OPTIMIZE and Z-ORDER
The small files problem
Frequent incremental ingestions create many small files, degrading read performance. OPTIMIZE consolidates them.
-- Compact all files in the table
OPTIMIZE silver.orders;
-- With Z-ORDER to optimize queries with frequent filters
OPTIMIZE silver.orders ZORDER BY (customer_id, order_date);
Z-ORDER physically reorganizes data so records with similar values in the specified fields are stored close together, which dramatically reduces data skipping on filter queries.
When to use Z-ORDER
- Fields frequently used in
WHEREclauses - High-cardinality fields (customer_id, product_id, date)
- Don't use on low-cardinality fields (boolean status, enum with 3 values)
Auto Optimize
Instead of running OPTIMIZE manually, enable it at the table level:
spark.conf.set("spark.databricks.delta.optimizeWrite.enabled", "true")
spark.conf.set("spark.databricks.delta.autoCompact.enabled", "true")
Or permanently on the table:
ALTER TABLE silver.orders
SET TBLPROPERTIES (
'delta.autoOptimize.optimizeWrite' = 'true',
'delta.autoOptimize.autoCompact' = 'true'
);
VACUUM: storage management
VACUUM deletes old files not referenced by the transaction log.

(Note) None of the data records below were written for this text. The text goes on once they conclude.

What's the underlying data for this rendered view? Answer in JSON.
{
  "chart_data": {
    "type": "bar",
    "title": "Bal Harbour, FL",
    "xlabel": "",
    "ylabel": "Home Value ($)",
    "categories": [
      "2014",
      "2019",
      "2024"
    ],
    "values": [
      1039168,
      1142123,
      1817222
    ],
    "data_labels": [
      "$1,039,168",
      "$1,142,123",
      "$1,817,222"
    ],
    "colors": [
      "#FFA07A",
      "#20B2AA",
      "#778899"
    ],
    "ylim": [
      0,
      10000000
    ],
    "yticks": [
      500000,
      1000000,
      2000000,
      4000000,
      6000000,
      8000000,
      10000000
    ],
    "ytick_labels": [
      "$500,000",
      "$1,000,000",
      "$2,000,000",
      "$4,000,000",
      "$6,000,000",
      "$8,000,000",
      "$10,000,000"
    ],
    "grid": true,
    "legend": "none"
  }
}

By default it keeps 7 days (retention period).
-- See what would be deleted (dry run)
VACUUM silver.orders DRY RUN;
-- Run vacuum (keeps 7 days by default)
VACUUM silver.orders;
-- Reduce retention (caution: breaks time travel beyond this period)
VACUUM silver.orders RETAIN 48 HOURS;
Production rule: set up a weekly VACUUM routine. Without it, storage cost grows indefinitely.
Schema enforcement and evolution
Enforcement (default)
Delta automatically rejects data with incompatible schema:
# This will fail if df has extra columns or incompatible types
df.write.format("delta").mode("append").saveAsTable("silver.orders")
Schema evolution
To automatically accept new columns:
df.write \
.format("delta") \
.mode("append") \
.option("mergeSchema", "true") \
.saveAsTable("silver.orders")
For overwrites with different schema:
df.write \
.format("delta") \
.mode("overwrite") \
.option("overwriteSchema", "true") \
.saveAsTable("silver.orders")
Change Data Feed
Enable Change Data Feed to capture inserts, updates and deletes incrementally. This is useful for feeding downstream layers without a full scan:
ALTER TABLE silver.orders
SET TBLPROPERTIES ('delta.enableChangeDataFeed' = 'true');
# Read only changes since version 5
changes = spark.read.format("delta") \
.option("readChangeData", "true") \
.option("startingVersion", 5) \
.table("silver.orders")
# _change_type: insert, update_preimage, update_postimage, delete
changes.filter("_change_type = 'update_postimage'").show()
Constraints and data quality
-- Disallow NULLs in order_id
ALTER TABLE silver.orders ADD CONSTRAINT nn_order_id CHECK (order_id IS NOT NULL);
-- Valid values for status
ALTER TABLE silver.orders ADD CONSTRAINT valid_status
CHECK (status IN ('pending', 'confirmed', 'shipped', 'delivered', 'cancelled'));
Constraints are checked on every write. Violations throw exceptions that stop the pipeline, which is exactly what you want — silent bad data is far worse than a failed job.